The first big trip we took in the new camper was to New York State. It was June 1967. We visited my brother Tom, who was stationed as an MP at West Point and then went on to see Niagara Falls.
I remember next to nothing of West Point and absolutely nothing of my brother’s role there. He was 21; I was just a kid, a punk, not even in kindergarten.
I do remember the falls though. I can still hear the thunder of millions of gallons of water rushing over the edge of rock eons old. I can see the lights they turned on at night illuminating the falls in a rainbow of color.
Dad took my sister Pat on a trip under the falls; I was too little to go. The story of my life seemed to be being left behind with Mom while Pat, two and a half years my senior, did something cool with Dad. Pat was all excited about it, but never admitted until 20 years later that it had scared the wits out of her.
It became almost a quest during the 1980s and 1990s, for me, Pat and our other sister Judy to view every waterfall in northern Wisconsin and the UP. Even the tiniest trickle of water tumbling down stream was a fascination and a photo opportunity to be sure.
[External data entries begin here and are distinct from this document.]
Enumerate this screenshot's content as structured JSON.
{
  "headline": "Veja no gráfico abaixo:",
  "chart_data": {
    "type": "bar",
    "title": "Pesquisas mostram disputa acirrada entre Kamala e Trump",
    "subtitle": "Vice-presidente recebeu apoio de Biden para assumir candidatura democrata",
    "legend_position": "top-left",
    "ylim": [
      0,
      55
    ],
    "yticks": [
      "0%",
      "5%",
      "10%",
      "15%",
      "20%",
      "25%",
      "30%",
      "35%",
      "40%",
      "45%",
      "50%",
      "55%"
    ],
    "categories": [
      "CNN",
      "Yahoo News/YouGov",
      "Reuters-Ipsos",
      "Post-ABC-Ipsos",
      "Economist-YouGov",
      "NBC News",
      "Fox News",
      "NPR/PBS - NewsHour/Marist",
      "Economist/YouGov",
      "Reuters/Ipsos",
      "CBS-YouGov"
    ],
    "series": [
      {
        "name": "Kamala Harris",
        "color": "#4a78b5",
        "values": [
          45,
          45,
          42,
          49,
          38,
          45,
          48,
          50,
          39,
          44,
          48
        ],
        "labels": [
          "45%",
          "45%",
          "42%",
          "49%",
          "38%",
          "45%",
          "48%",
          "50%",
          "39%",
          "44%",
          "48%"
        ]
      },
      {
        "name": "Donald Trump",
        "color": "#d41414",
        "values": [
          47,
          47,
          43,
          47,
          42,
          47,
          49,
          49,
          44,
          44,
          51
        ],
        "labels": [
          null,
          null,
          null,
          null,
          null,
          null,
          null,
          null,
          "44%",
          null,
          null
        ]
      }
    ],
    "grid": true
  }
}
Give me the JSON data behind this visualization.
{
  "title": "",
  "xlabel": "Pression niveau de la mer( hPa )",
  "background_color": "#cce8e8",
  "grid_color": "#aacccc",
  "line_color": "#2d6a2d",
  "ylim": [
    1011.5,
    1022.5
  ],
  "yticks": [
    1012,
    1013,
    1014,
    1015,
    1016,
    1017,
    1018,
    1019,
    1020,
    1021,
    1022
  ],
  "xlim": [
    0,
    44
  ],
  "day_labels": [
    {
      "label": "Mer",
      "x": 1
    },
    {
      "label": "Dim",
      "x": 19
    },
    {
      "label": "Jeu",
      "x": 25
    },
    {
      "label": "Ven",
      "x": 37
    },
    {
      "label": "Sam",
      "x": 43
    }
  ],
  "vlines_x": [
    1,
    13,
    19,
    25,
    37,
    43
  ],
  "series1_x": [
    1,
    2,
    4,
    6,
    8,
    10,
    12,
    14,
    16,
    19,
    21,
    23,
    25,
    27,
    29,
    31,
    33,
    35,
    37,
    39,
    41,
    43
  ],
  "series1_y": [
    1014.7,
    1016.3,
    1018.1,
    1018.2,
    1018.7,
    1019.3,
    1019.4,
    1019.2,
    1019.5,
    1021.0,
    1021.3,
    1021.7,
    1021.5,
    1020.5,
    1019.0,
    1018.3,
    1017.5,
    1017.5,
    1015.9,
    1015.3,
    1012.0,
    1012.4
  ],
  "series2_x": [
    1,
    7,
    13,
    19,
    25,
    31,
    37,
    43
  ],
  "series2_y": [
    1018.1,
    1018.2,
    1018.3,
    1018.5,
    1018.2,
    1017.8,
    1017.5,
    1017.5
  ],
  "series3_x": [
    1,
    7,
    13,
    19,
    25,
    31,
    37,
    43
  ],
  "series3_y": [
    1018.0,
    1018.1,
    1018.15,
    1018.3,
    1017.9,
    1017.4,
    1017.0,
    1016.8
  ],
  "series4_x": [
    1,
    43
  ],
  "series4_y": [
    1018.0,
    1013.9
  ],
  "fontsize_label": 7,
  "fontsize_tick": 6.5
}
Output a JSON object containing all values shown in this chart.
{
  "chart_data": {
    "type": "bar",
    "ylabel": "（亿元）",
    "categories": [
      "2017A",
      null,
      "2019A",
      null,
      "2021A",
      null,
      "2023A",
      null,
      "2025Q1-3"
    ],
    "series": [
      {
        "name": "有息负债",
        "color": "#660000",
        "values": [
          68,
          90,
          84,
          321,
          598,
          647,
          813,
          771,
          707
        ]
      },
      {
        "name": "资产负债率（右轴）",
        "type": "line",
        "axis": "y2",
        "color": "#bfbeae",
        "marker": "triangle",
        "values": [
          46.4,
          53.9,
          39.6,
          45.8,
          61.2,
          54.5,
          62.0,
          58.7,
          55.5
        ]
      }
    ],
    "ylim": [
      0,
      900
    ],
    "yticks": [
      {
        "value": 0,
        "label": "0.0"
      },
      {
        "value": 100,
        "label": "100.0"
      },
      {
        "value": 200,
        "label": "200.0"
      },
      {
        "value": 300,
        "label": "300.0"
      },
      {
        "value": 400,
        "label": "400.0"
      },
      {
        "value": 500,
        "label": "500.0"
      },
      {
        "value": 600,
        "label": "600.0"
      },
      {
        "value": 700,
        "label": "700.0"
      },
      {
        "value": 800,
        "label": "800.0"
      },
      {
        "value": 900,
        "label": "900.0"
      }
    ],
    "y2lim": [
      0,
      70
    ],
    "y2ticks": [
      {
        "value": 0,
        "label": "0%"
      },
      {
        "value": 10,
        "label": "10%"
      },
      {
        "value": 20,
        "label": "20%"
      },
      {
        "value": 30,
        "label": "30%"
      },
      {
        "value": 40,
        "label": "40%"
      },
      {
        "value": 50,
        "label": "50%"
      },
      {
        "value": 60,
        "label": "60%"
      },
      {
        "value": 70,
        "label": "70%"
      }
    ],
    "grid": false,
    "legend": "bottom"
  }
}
Often the smaller waterfalls were the better ones, less people, often no people, just lots of peace and stillness, except for the sound of water.
Niagara Falls certainly was the biggest waterfalls I’ve ever seen, but would I go back there? With all the congestion and commercialism? I think I will take a ten foot waterfall in the woods in the middle of nowhere. But the passion of it all maybe began for me at that New York tourist trap.
(And in case you didn't realize it this is not a picture of Niagara Falls.)